Identifying trends in the data over time, such as whether the
number of deaths and injuries has been increasing or decreasing in
certain states or overall
Since our dataset wasn’t melted down to individual observations, I decided to just sum up the values and compare across years. Most of the below work is just filtering and renaming column names. We can see by checking the graph and the proportion value for each year that although the total number of incidents have decreased over the years, the proportion of fatalities have increased each time.

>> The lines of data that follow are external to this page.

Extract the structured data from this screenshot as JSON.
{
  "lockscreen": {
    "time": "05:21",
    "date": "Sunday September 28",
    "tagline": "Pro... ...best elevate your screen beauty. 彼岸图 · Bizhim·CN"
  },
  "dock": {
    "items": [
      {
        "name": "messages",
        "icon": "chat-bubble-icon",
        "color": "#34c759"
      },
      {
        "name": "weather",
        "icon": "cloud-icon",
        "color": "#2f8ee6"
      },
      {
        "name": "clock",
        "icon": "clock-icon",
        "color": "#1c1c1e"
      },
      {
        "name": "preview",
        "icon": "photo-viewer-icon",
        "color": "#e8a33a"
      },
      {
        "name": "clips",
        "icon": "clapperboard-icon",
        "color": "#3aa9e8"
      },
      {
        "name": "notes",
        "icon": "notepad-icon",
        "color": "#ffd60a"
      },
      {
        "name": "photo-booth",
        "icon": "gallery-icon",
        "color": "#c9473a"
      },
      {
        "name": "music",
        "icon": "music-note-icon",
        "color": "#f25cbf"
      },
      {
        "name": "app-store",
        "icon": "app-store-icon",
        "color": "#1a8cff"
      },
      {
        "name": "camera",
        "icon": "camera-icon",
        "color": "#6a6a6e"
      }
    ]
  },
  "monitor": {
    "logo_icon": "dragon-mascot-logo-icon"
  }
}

fatalities <- casualties %>% group_by(year) %>% filter(outcome == 'fatal')
survivors <- casualties %>% group_by(year) %>% filter(outcome == 'nonfatal')
fatalitiesSum <- aggregate(fatalities$count,list(fatalities$year),FUN=sum)
surviveSum <- aggregate(survivors$count,list(survivors$year),FUN=sum)
colnames(fatalitiesSum)[1] <- 'year'
colnames(fatalitiesSum)[2] <- 'fatality'
colnames(surviveSum)[1] <- 'year'
colnames(surviveSum)[2] <- 'survive'
surviveSum <- surviveSum[,-1]
summed<- data.frame(fatalitiesSum,surviveSum)
colnames(summed)[1] <- 'year'
colnames(summed)[2] <- 'fatalities'
colnames(summed)[3] <- 'survived'
summed <- summed %>% mutate(totalIncidents = fatalities+survived)
summed <- summed %>% mutate(propFatalities = fatalities/totalIncidents)
summed
## year fatalities survived totalIncidents propFatalities
## 1 2019 853 8037 8890 0.09595051
## 2 2020 727 5555 6282 0.11572748
## 3 2021 863 5846 6709 0.12863318
## 4 2022 978 6112 7090 0.13794076
g <- ggplot(data = summed, aes(x=year,y=totalIncidents,fill=year))
g+geom_bar(stat='identity')
g2 <- ggplot(data = summed, aes(x=year,y=propFatalities,fill=year))
g2+geom_bar(stat='identity')